Que bela alegriazinha adolescente, exclama o diplomata. Me deitei no chão sem
calças. Ouvi a palavra dissipação nos gordos dentes de Célia.
27
de junho
Célia
sonhou que eu a espancava até quebrar seus dentes. Passei a tarde toda
obnublada. Datilografei até sentir câimbras. Seriam culpas suaves. Binder diz
que o diário é um artifício, que não sou sincera porque desejo secretamente que
o leiam. Tomo banho de lua. [...]
In: Cenas de abril (1979)
18 de fevereiro
Me
exercitei muito em escritos burocráticos, cartas de recomendação, anteprojetos,
consultas. O irremovível trabalho da redação técnica. Somente a dicção nobre
poderia a tais alturas consolar-me. Mas não o ritmo seco dos diários que me
exigem!
16 de junho
Decido
escrever um romance. Personagens: a Grande Escritora de Grandes Olhos Pardos,
mulher farpada e apaixonada. O fotógrafo feio e fino que me vê pronta e prosa
de lápis comprido inventando a ilha perdida do prazer. O livrinho que sumiu
atrás da estante que morava na parede do quarto que cabia no labirinto cego que
o coelho pensante conhecia. Nessa altura eu tinha um quarto só para mim com
janela de correr narcisos e era atacada de noite pela fome tenra que papai me
deu.
In: Correspondência completa (1979) –
trechos:
Chove a cântaros. Daqui de dentro penso
sem parar nos gatos pingados. Me dá uma culpa. Mãos e pés frios sob controle.
Notícias imprecisas, fique sabendo. É de propósito? Medo de dar bandeira? Ouça
muito Roberto: quase chamei você mas olhei para mim mesmo etc. Já tirei as
letras que você pediu.
O dia foi laminha. Célia disse: o que
importa é a carreira, não a vida. Contradição difícil. A vida parece laminha e
a carreira é um narciso em flor. O que escrevi em fevereiro é verdade mas vem
junto drama de desocupado. Agora fiquei ocupadíssima, ao sabor dos humores,
natureza chique, disposição ambígua (signo de gêmeos).
[...]
Sonho da noite passada: consultório
escuro em obras; homens trabalhando; camas e tijolos; decidi esperar no
banheiro, onde havia um patinete, anúncios de pudim, um sutiã preto e outros
trastes. De quem seria o sutiã? Ele dormiu aqui? Já nos vimos antes, eu saindo
e você entrando? Deitados lado a lado, o braço dele me tocando. Chega para lá
(sussurro). Ela deu minha blusa de seda para a empregada. Sem ele não fico em
casa. Há três dias que pareço morar onde estou (ecos de Ângela). Aquele ar de
desatenção neurológica me deixa louca. Saímos para o corredor. Você vai ter um
filhinho, ouviu?
In: Luvas
de Pelica (1980) – trechos:
Eu só enjôo quando olho o mar, me disse a
comissária do sea-jet.
Estou partindo com suspiro de alivio. A
paixão, Reinaldo, é uma fera que hiberna precariamente.

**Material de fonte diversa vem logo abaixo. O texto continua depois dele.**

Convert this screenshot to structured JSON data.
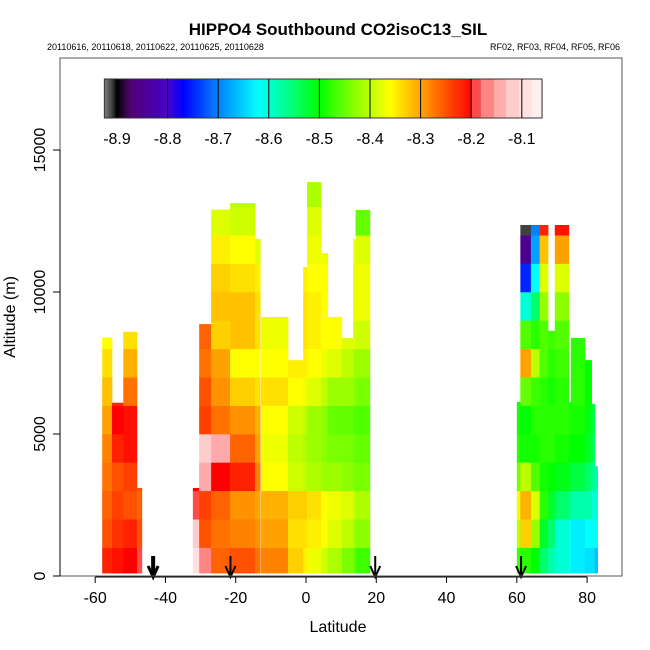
{
  "chart_data": {
    "type": "heatmap",
    "title": "HIPPO4 Southbound CO2isoC13_SIL",
    "subtitle_left": "20110616, 20110618, 20110622, 20110625, 20110628",
    "subtitle_right": "RF02, RF03, RF04, RF05, RF06",
    "xlabel": "Latitude",
    "ylabel": "Altitude (m)",
    "xlim": [
      -70,
      90
    ],
    "ylim": [
      0,
      18000
    ],
    "x_ticks": [
      "-60",
      "-40",
      "-20",
      "0",
      "20",
      "40",
      "60",
      "80"
    ],
    "x_tick_values": [
      -60,
      -40,
      -20,
      0,
      20,
      40,
      60,
      80
    ],
    "y_ticks": [
      "0",
      "5000",
      "10000",
      "15000"
    ],
    "y_tick_values": [
      0,
      5000,
      10000,
      15000
    ],
    "colorbar": {
      "range": [
        -8.925,
        -8.06
      ],
      "tick_labels": [
        "-8.9",
        "-8.8",
        "-8.7",
        "-8.6",
        "-8.5",
        "-8.4",
        "-8.3",
        "-8.2",
        "-8.1"
      ],
      "tick_values": [
        -8.9,
        -8.8,
        -8.7,
        -8.6,
        -8.5,
        -8.4,
        -8.3,
        -8.2,
        -8.1
      ],
      "placement": "top-inset"
    },
    "band_height_m": 1000,
    "columns": [
      {
        "lat": [
          -58,
          -55.2
        ],
        "alt": [
          100,
          8400
        ],
        "values": [
          -8.22,
          -8.25,
          -8.26,
          -8.27,
          -8.28,
          -8.3,
          -8.32,
          -8.34,
          -8.36
        ]
      },
      {
        "lat": [
          -55.2,
          -52
        ],
        "alt": [
          100,
          6100
        ],
        "values": [
          -8.21,
          -8.23,
          -8.24,
          -8.25,
          -8.22,
          -8.2,
          -8.22
        ]
      },
      {
        "lat": [
          -52,
          -48.1
        ],
        "alt": [
          100,
          8600
        ],
        "values": [
          -8.2,
          -8.22,
          -8.25,
          -8.24,
          -8.21,
          -8.21,
          -8.27,
          -8.31,
          -8.34
        ]
      },
      {
        "lat": [
          -48.1,
          -46.7
        ],
        "alt": [
          100,
          3100
        ],
        "values": [
          -8.19,
          -8.25,
          -8.26,
          -8.25
        ]
      },
      {
        "lat": [
          -32.2,
          -30.4
        ],
        "alt": [
          100,
          3100
        ],
        "values": [
          -8.1,
          -8.12,
          -8.19,
          -8.2
        ]
      },
      {
        "lat": [
          -30.4,
          -27
        ],
        "alt": [
          100,
          8870
        ],
        "values": [
          -8.16,
          -8.25,
          -8.24,
          -8.13,
          -8.11,
          -8.24,
          -8.25,
          -8.27,
          -8.26
        ]
      },
      {
        "lat": [
          -27,
          -21.6
        ],
        "alt": [
          100,
          12900
        ],
        "values": [
          -8.26,
          -8.27,
          -8.26,
          -8.2,
          -8.14,
          -8.27,
          -8.29,
          -8.3,
          -8.33,
          -8.32,
          -8.33,
          -8.35,
          -8.38
        ]
      },
      {
        "lat": [
          -21.6,
          -14.5
        ],
        "alt": [
          100,
          13130
        ],
        "values": [
          -8.25,
          -8.28,
          -8.29,
          -8.22,
          -8.26,
          -8.29,
          -8.33,
          -8.36,
          -8.32,
          -8.32,
          -8.34,
          -8.36,
          -8.39,
          -8.4
        ]
      },
      {
        "lat": [
          -14.5,
          -13
        ],
        "alt": [
          100,
          11870
        ],
        "values": [
          -8.27,
          -8.29,
          -8.3,
          -8.28,
          -8.3,
          -8.31,
          -8.34,
          -8.36,
          -8.34,
          -8.34,
          -8.35,
          -8.38
        ]
      },
      {
        "lat": [
          -12.8,
          -5.1
        ],
        "alt": [
          100,
          9120
        ],
        "values": [
          -8.28,
          -8.3,
          -8.31,
          -8.36,
          -8.37,
          -8.36,
          -8.34,
          -8.36,
          -8.37,
          -8.37
        ]
      },
      {
        "lat": [
          -5.1,
          -0.8
        ],
        "alt": [
          100,
          7600
        ],
        "values": [
          -8.33,
          -8.34,
          -8.33,
          -8.39,
          -8.4,
          -8.39,
          -8.36,
          -8.35
        ]
      },
      {
        "lat": [
          -0.8,
          0.3
        ],
        "alt": [
          100,
          10880
        ],
        "values": [
          -8.35,
          -8.34,
          -8.33,
          -8.4,
          -8.41,
          -8.4,
          -8.37,
          -8.35,
          -8.34,
          -8.34,
          -8.35
        ]
      },
      {
        "lat": [
          0.3,
          4.3
        ],
        "alt": [
          100,
          13870
        ],
        "values": [
          -8.37,
          -8.35,
          -8.34,
          -8.41,
          -8.42,
          -8.42,
          -8.38,
          -8.36,
          -8.35,
          -8.35,
          -8.36,
          -8.37,
          -8.38,
          -8.41
        ]
      },
      {
        "lat": [
          4.3,
          6.2
        ],
        "alt": [
          100,
          11370
        ],
        "values": [
          -8.39,
          -8.36,
          -8.36,
          -8.42,
          -8.43,
          -8.43,
          -8.4,
          -8.37,
          -8.36,
          -8.36,
          -8.36,
          -8.37
        ]
      },
      {
        "lat": [
          6.2,
          10.2
        ],
        "alt": [
          100,
          9120
        ],
        "values": [
          -8.41,
          -8.38,
          -8.37,
          -8.42,
          -8.44,
          -8.45,
          -8.42,
          -8.38,
          -8.36,
          -8.36
        ]
      },
      {
        "lat": [
          10.2,
          13.4
        ],
        "alt": [
          100,
          8380
        ],
        "values": [
          -8.44,
          -8.4,
          -8.38,
          -8.43,
          -8.44,
          -8.45,
          -8.42,
          -8.4,
          -8.38
        ]
      },
      {
        "lat": [
          13.4,
          14.1
        ],
        "alt": [
          100,
          11870
        ],
        "values": [
          -8.45,
          -8.42,
          -8.4,
          -8.44,
          -8.45,
          -8.46,
          -8.43,
          -8.42,
          -8.38,
          -8.37,
          -8.37,
          -8.36
        ]
      },
      {
        "lat": [
          14.1,
          18.2
        ],
        "alt": [
          100,
          12890
        ],
        "values": [
          -8.47,
          -8.43,
          -8.41,
          -8.44,
          -8.45,
          -8.46,
          -8.44,
          -8.42,
          -8.39,
          -8.37,
          -8.37,
          -8.38,
          -8.45
        ]
      },
      {
        "lat": [
          60,
          61
        ],
        "alt": [
          100,
          6130
        ],
        "values": [
          -8.47,
          -8.4,
          -8.37,
          -8.44,
          -8.48,
          -8.49,
          -8.49
        ]
      },
      {
        "lat": [
          61,
          64
        ],
        "alt": [
          100,
          12360
        ],
        "values": [
          -8.48,
          -8.33,
          -8.31,
          -8.4,
          -8.49,
          -8.5,
          -8.45,
          -8.3,
          -8.46,
          -8.6,
          -8.75,
          -8.85,
          -8.91
        ]
      },
      {
        "lat": [
          64,
          66.5
        ],
        "alt": [
          100,
          12360
        ],
        "values": [
          -8.5,
          -8.42,
          -8.38,
          -8.46,
          -8.49,
          -8.48,
          -8.47,
          -8.4,
          -8.48,
          -8.55,
          -8.62,
          -8.68,
          -8.7
        ]
      },
      {
        "lat": [
          66.5,
          68.9
        ],
        "alt": [
          100,
          12360
        ],
        "values": [
          -8.55,
          -8.52,
          -8.48,
          -8.49,
          -8.48,
          -8.48,
          -8.48,
          -8.46,
          -8.46,
          -8.42,
          -8.38,
          -8.32,
          -8.22
        ]
      },
      {
        "lat": [
          68.9,
          70.8
        ],
        "alt": [
          100,
          8630
        ],
        "values": [
          -8.58,
          -8.55,
          -8.52,
          -8.5,
          -8.48,
          -8.48,
          -8.49,
          -8.48,
          -8.47
        ]
      },
      {
        "lat": [
          70.8,
          74.8
        ],
        "alt": [
          100,
          12360
        ],
        "values": [
          -8.6,
          -8.6,
          -8.55,
          -8.51,
          -8.49,
          -8.48,
          -8.48,
          -8.47,
          -8.46,
          -8.43,
          -8.38,
          -8.3,
          -8.21
        ]
      },
      {
        "lat": [
          74.8,
          75.4
        ],
        "alt": [
          100,
          6130
        ],
        "values": [
          -8.62,
          -8.62,
          -8.57,
          -8.52,
          -8.5,
          -8.49,
          -8.49
        ]
      },
      {
        "lat": [
          75.4,
          79.4
        ],
        "alt": [
          100,
          8380
        ],
        "values": [
          -8.63,
          -8.63,
          -8.58,
          -8.53,
          -8.5,
          -8.49,
          -8.48,
          -8.48,
          -8.48
        ]
      },
      {
        "lat": [
          79.4,
          81.3
        ],
        "alt": [
          100,
          7600
        ],
        "values": [
          -8.64,
          -8.62,
          -8.58,
          -8.55,
          -8.52,
          -8.51,
          -8.5,
          -8.5
        ]
      },
      {
        "lat": [
          81.3,
          82.2
        ],
        "alt": [
          100,
          6060
        ],
        "values": [
          -8.64,
          -8.62,
          -8.6,
          -8.57,
          -8.54,
          -8.53,
          -8.52
        ]
      },
      {
        "lat": [
          82.2,
          83
        ],
        "alt": [
          100,
          3870
        ],
        "values": [
          -8.66,
          -8.62,
          -8.6,
          -8.58
        ]
      }
    ],
    "arrows": [
      {
        "lat": -43.5,
        "heavy": true
      },
      {
        "lat": -21.5,
        "heavy": false
      },
      {
        "lat": 19.7,
        "heavy": false
      },
      {
        "lat": 61.2,
        "heavy": false
      }
    ]
  }
}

Esquece a paixão, meu bem; nesses campos
ingleses, nesse lago com patos, atrás das altas vidraças de onde leio os
metafísicos, meu bem.
Não queira nada que perturbe este lago
agora, bem.
Não pega mais o meu corpo; não pega mais o
seu Corpo.
Não pega.
Domingo à beira-mar com Mick. O desejo é
uma pontada de tarde. Brincar cinco minutos a mãe que cuida para não acordar
meu filho adormecido. And then it was over. Viajo num minibus pelo campo
inglês. Muitas horas viajando, olhando, quieta.
Fico quieta.
Não escrevo mais. Estou desenhando numa
vila que não me pertence.
Não penso na partida. Meus garranchos são
hoje e se acabaram.
"Como todo mundo, comecei a
fotografar as pessoas à minha volta, nas cadeiras de varanda."
Perdi um trem. Não consigo contar a
história completa. Você mandou perguntar detalhes (eu ainda acho que a pergunta
era daquelas cansadas de fim de noite, era eu que estava longe) mas não falo,
não porque a minha boca esteja dura. Nem a ironia nem o fogo cruzado.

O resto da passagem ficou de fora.